紀元節天長節及一月一日ニ於テハ職員及児童、学校ニ参集シテ左ノ式ヲ行フヘシ
一 職員及児童「君カ代」ヲ合唱ス
二 職員及児童ハ天皇陛下皇后陛下ノ御影ニ対シ奉リ最敬礼ヲ行フ
三 学校長ハ教育ニ関スル勅語ヲ奉読ス
四 学校長ハ教育ニ関スル勅語ニ基キ聖旨ノ在ル所ヲ誨告ス
五 職員及児童ハ其ノ祝日ニ相当スル唱歌ヲ合唱ス      (後略)

 

 「『君が代』と『今日のよき日』をうたう声が・・・・」とあります。

 この『今日のよき日』というのは、明治26年(1893)に文部省が公布した『祝日大祭日唱歌のうちの 天長節のことです。

天長節

作詞:黒川真頼 (くろかわ まより)
作曲:奥好義 (おく よしいさ)
音楽:東京音楽学校(現在の東京芸術大学音楽学部)生徒

今日のよき日は 大君の
うまれたまひし よき日なり

今日のよき日は みひかりの
さし出でたまひし よき日なり

ひかりあまねき 君が代
いわへもろ人 もろともに

めぐみあまねき 君が代
いはへもろ人 もろともに
    

 

天長節の歌 12月23日 / 祝日大祭日唱歌八曲

 

 祝祭日の学校儀式はなかなか定着しなかったようで、その実態について佐藤秀夫『学校ことはじめ辞典』は次のように述べています。
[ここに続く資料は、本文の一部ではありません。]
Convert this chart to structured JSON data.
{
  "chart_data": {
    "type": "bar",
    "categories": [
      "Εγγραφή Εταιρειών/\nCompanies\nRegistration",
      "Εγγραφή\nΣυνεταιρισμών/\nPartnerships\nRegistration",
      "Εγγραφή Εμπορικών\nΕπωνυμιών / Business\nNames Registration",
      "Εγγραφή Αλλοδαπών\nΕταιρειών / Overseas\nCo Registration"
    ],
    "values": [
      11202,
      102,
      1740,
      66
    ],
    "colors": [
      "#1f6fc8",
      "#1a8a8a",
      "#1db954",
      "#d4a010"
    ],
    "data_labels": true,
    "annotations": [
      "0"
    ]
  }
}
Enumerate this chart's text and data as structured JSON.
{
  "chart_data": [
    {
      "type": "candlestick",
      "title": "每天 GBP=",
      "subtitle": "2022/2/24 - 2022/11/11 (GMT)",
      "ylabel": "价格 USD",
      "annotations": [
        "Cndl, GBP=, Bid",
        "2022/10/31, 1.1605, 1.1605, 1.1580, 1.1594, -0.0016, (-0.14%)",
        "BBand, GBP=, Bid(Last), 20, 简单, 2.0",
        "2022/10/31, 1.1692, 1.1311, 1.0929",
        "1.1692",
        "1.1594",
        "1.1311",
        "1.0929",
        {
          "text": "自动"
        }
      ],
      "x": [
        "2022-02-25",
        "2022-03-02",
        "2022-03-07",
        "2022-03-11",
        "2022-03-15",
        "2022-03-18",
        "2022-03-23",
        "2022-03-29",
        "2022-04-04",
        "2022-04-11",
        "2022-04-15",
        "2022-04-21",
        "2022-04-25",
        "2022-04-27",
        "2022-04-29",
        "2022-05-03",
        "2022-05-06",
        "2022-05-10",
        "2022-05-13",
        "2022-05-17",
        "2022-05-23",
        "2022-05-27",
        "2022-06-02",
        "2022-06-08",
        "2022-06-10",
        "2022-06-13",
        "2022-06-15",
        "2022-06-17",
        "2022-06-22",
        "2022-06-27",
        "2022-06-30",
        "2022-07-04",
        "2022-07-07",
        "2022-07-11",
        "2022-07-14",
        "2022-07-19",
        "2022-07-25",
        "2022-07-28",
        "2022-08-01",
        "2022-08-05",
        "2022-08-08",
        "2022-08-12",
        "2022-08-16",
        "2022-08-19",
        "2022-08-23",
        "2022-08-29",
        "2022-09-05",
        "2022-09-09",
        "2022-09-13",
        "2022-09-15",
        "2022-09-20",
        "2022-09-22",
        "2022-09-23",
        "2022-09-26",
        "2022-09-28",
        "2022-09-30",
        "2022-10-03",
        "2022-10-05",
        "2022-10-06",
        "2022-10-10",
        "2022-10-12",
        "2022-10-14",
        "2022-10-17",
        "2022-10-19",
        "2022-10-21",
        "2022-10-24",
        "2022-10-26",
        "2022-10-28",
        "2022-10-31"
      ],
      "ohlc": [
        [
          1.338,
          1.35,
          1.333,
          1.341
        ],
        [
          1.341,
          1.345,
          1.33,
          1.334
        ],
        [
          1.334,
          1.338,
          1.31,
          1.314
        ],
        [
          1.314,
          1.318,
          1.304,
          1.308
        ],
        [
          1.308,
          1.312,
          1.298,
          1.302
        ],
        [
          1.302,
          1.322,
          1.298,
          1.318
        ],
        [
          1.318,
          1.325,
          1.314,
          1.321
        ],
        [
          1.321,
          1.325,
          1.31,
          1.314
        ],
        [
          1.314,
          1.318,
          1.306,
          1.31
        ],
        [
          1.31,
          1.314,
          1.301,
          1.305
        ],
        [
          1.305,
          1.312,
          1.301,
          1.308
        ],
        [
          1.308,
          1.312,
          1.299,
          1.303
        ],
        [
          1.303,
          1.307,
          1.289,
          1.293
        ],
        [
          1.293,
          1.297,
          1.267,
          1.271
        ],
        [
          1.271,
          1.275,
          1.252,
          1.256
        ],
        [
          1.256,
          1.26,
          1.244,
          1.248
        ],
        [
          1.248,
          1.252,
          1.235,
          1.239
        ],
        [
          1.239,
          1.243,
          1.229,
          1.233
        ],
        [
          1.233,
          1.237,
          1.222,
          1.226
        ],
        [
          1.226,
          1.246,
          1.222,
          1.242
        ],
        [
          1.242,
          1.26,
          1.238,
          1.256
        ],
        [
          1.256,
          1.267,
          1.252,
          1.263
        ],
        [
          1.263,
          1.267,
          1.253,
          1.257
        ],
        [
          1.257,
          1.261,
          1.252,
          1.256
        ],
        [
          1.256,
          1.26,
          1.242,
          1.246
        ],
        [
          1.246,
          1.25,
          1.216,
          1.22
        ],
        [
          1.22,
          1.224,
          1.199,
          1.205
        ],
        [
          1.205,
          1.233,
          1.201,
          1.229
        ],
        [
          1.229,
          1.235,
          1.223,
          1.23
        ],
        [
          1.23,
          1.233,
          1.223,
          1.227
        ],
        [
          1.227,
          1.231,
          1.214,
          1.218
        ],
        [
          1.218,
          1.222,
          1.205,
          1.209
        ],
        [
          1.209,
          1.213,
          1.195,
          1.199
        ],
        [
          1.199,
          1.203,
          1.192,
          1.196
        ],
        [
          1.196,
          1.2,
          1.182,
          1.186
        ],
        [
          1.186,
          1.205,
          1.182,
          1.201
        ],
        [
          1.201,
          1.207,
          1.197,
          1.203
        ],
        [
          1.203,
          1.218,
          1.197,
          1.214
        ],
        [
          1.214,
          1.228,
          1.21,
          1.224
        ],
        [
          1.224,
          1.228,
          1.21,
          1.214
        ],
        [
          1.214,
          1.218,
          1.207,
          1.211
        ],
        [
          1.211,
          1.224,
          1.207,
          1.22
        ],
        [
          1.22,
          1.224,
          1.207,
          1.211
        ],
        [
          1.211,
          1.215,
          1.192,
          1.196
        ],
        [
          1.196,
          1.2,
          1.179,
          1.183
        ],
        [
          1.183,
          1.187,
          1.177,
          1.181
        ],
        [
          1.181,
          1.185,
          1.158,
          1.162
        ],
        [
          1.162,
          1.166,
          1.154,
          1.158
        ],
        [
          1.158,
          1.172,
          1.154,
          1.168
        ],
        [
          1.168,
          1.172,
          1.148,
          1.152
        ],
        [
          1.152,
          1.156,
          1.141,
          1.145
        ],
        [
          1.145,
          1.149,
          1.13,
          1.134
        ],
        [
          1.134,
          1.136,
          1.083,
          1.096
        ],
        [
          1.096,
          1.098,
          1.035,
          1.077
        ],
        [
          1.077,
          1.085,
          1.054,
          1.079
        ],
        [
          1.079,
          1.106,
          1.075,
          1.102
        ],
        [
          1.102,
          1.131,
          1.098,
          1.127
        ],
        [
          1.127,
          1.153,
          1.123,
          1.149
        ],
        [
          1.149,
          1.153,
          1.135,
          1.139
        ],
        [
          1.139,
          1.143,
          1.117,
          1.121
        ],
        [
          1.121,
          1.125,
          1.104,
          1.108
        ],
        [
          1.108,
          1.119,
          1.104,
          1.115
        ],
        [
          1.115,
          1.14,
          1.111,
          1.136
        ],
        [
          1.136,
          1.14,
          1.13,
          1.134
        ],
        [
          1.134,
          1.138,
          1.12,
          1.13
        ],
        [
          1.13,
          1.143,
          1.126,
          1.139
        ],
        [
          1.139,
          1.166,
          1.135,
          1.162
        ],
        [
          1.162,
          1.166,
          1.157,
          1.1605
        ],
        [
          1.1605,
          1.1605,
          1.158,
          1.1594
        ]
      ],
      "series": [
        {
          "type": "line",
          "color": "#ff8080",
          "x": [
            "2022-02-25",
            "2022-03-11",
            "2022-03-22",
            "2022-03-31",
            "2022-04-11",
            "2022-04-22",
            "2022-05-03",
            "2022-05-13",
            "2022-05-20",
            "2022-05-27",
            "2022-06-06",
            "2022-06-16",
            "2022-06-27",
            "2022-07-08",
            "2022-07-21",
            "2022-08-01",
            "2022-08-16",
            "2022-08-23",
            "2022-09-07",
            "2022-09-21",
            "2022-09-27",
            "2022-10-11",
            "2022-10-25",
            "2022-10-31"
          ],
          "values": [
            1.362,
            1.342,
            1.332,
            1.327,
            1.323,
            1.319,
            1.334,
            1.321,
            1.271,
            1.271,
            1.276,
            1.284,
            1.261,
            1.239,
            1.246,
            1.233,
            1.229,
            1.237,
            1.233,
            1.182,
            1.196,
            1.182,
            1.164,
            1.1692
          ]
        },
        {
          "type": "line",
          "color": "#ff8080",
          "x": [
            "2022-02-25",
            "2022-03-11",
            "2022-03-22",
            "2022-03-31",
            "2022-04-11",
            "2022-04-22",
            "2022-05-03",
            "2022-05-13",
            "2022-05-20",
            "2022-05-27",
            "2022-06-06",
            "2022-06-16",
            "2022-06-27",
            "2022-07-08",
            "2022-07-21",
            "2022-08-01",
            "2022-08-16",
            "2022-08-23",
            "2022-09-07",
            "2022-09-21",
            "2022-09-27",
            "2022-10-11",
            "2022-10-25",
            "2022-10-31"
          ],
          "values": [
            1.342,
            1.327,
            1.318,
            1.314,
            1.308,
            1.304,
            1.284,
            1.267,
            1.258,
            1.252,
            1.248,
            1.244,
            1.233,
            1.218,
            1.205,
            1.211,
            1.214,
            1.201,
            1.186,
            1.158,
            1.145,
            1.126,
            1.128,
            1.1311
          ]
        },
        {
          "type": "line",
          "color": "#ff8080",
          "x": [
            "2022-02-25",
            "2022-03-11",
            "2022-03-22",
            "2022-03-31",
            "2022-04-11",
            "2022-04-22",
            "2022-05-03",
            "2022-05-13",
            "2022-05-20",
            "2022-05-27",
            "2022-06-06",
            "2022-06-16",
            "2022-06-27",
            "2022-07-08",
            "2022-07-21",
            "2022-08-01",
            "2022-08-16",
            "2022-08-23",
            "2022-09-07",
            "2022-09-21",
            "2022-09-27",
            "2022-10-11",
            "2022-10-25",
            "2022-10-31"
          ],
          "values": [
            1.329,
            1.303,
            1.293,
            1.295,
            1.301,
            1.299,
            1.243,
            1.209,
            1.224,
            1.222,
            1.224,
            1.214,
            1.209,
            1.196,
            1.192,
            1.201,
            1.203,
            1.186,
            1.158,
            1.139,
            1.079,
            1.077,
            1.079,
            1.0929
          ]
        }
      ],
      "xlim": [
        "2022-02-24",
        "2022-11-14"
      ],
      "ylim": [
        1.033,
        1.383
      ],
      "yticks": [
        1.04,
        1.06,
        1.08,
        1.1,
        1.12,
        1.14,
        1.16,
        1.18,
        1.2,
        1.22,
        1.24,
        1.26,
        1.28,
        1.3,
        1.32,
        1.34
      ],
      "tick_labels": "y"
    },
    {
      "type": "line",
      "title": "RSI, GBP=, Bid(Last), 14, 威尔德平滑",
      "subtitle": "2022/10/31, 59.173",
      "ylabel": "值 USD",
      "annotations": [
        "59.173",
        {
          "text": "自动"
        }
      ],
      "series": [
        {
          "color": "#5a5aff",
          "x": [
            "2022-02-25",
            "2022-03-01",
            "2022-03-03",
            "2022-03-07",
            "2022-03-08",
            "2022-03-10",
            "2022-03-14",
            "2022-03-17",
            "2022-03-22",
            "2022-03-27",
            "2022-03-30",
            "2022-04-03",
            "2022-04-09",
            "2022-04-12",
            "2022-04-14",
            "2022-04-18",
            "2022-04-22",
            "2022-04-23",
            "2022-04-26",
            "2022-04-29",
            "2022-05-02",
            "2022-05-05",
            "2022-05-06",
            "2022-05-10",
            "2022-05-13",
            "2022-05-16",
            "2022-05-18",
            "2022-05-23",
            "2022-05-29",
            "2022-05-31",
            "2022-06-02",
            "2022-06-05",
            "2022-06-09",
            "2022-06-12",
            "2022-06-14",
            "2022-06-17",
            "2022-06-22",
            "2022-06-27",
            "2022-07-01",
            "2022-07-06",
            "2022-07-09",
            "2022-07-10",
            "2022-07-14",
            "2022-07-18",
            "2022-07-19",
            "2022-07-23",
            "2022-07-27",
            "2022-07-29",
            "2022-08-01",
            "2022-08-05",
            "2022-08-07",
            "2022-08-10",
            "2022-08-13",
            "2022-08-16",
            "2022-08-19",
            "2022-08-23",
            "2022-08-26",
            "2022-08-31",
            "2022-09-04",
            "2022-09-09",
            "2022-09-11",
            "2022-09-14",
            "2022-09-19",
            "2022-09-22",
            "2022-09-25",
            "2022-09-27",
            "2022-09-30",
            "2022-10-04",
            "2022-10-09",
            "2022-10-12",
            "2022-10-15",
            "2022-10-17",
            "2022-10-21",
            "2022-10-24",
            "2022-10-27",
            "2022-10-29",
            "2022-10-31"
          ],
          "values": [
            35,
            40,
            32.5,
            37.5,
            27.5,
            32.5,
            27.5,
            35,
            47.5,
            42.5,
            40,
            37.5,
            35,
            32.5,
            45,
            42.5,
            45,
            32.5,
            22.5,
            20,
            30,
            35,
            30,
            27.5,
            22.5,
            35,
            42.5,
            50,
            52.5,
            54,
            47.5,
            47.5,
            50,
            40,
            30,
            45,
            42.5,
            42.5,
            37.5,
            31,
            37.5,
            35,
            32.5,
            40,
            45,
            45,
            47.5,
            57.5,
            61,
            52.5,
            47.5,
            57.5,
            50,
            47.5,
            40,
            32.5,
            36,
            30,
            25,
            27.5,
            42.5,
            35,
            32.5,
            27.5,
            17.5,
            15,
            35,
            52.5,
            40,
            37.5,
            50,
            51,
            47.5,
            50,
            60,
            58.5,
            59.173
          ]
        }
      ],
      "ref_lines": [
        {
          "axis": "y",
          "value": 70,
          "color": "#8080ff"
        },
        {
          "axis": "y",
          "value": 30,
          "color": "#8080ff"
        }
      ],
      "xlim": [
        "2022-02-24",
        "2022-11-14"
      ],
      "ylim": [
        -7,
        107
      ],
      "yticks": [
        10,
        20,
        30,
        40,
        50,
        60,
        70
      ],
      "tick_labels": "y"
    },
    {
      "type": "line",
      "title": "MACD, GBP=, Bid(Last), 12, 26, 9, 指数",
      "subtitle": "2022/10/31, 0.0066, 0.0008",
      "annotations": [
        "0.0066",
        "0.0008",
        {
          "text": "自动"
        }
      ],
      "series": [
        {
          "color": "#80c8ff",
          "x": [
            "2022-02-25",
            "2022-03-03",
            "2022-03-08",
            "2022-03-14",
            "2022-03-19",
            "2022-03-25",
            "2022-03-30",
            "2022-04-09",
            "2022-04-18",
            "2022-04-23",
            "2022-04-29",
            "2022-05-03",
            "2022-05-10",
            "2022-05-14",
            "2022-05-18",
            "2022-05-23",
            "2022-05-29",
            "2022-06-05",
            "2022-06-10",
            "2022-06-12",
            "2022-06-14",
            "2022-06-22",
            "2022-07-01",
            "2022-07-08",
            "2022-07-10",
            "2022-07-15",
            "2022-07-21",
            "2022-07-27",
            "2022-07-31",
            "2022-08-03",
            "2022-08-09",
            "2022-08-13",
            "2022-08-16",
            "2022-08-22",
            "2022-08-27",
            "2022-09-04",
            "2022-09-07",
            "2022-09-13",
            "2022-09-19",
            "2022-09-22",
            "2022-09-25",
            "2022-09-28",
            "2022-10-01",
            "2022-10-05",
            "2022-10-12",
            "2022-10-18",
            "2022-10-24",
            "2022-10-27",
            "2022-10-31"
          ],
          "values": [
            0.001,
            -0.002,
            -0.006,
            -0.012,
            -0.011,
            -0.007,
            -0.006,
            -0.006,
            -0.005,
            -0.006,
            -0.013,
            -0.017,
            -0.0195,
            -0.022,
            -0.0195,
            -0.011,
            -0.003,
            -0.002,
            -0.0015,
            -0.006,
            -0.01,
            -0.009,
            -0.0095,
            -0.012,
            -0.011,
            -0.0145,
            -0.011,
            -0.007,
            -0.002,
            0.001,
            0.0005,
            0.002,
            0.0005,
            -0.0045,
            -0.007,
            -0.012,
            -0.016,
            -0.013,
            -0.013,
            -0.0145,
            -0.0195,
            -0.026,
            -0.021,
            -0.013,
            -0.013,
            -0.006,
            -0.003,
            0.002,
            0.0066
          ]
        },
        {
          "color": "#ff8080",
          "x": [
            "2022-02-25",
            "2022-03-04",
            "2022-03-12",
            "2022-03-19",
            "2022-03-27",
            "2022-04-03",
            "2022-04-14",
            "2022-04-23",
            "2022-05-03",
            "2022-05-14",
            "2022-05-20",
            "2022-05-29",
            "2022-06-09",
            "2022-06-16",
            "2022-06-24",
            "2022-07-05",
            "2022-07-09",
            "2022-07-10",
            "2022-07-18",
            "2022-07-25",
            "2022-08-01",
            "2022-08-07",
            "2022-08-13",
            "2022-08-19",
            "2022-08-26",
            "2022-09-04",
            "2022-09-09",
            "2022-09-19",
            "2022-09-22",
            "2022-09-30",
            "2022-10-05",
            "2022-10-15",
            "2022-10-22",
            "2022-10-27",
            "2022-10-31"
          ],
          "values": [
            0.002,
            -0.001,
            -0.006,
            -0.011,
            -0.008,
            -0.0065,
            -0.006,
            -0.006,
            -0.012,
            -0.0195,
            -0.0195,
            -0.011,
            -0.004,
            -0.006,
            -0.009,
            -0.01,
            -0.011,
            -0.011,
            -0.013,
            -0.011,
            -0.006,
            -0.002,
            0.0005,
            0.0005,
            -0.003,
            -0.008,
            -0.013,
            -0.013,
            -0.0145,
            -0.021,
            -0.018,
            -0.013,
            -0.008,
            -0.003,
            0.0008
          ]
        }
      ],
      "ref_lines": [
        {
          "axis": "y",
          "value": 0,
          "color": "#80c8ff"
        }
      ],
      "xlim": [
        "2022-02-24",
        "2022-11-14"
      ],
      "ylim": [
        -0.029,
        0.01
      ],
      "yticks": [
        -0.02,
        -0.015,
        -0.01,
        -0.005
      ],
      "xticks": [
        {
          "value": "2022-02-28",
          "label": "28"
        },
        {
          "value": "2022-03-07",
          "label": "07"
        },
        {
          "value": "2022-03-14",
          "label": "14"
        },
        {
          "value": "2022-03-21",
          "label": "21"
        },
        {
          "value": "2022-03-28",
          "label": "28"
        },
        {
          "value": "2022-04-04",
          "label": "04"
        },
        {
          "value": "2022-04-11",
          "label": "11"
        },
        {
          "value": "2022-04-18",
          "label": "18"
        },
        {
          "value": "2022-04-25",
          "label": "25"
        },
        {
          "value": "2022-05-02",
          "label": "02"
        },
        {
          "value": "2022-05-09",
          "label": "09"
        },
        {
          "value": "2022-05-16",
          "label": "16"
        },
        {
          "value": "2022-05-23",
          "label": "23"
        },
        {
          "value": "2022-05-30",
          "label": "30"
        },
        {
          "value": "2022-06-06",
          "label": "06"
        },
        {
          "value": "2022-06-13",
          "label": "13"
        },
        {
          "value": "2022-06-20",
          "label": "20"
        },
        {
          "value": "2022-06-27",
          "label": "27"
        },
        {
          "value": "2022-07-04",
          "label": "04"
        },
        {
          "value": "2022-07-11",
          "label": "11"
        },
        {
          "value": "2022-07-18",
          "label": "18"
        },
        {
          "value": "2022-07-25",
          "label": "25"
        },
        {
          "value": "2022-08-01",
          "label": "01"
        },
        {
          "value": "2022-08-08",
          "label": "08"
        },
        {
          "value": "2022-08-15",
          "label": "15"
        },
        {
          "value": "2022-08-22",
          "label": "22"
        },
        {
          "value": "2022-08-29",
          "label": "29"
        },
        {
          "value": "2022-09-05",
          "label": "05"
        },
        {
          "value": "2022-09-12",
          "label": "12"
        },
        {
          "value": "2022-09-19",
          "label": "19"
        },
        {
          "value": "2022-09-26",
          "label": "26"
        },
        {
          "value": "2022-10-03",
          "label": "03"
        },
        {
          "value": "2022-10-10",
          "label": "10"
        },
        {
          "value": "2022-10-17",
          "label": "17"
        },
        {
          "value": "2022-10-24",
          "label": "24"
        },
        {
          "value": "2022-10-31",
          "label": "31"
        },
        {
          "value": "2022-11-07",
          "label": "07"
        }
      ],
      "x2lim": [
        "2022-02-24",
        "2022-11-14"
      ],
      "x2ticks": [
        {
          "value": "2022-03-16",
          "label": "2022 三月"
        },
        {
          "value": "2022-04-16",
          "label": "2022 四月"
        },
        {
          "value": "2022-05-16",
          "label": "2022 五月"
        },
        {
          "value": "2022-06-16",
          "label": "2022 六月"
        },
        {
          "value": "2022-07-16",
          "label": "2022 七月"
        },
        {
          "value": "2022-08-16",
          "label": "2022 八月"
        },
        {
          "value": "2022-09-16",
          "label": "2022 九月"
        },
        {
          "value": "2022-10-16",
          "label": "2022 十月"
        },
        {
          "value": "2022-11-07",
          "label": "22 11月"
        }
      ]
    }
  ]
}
 教育勅語発布の翌年1891(明治24)年、それまで単なる休日だった祝祭日当日に教職員・児童を登校させ、御真影への拝礼、教育勅語の奉読、祝祭日の意義についての校長訓話、式歌斉唱などの式目からなる、荘重な学校儀式を挙行することとし、翌92年4月から実施させた。ところが、親たちの理解を得られぬままの当初の実施の結果はまことに惨憺たるもので、当日の子どもの出席は「平日ノ五分ノ一ニモ充タサル」ありさまだった。そこで学校側は、式終了後に紅白のお菓子屋餅を配って子どもの歓心をそそるようにした・・・・(後略)

 

■ 伴奏はオルガンで

 知りませんでしたが、単に「オルガン」というと、それは「パイプオルガン」を指すのだということです。
 その昔、小学校の教室にあったあの「足踏みオルガン」は、リードオルガン」( Reed Organ)が正式な名称です。   
 

 わが国では、明治の初めにまず来日したのはキリスト教の宣教師。外国製のリードオルガンを多数持ち込んで、宣教活動に使用しました。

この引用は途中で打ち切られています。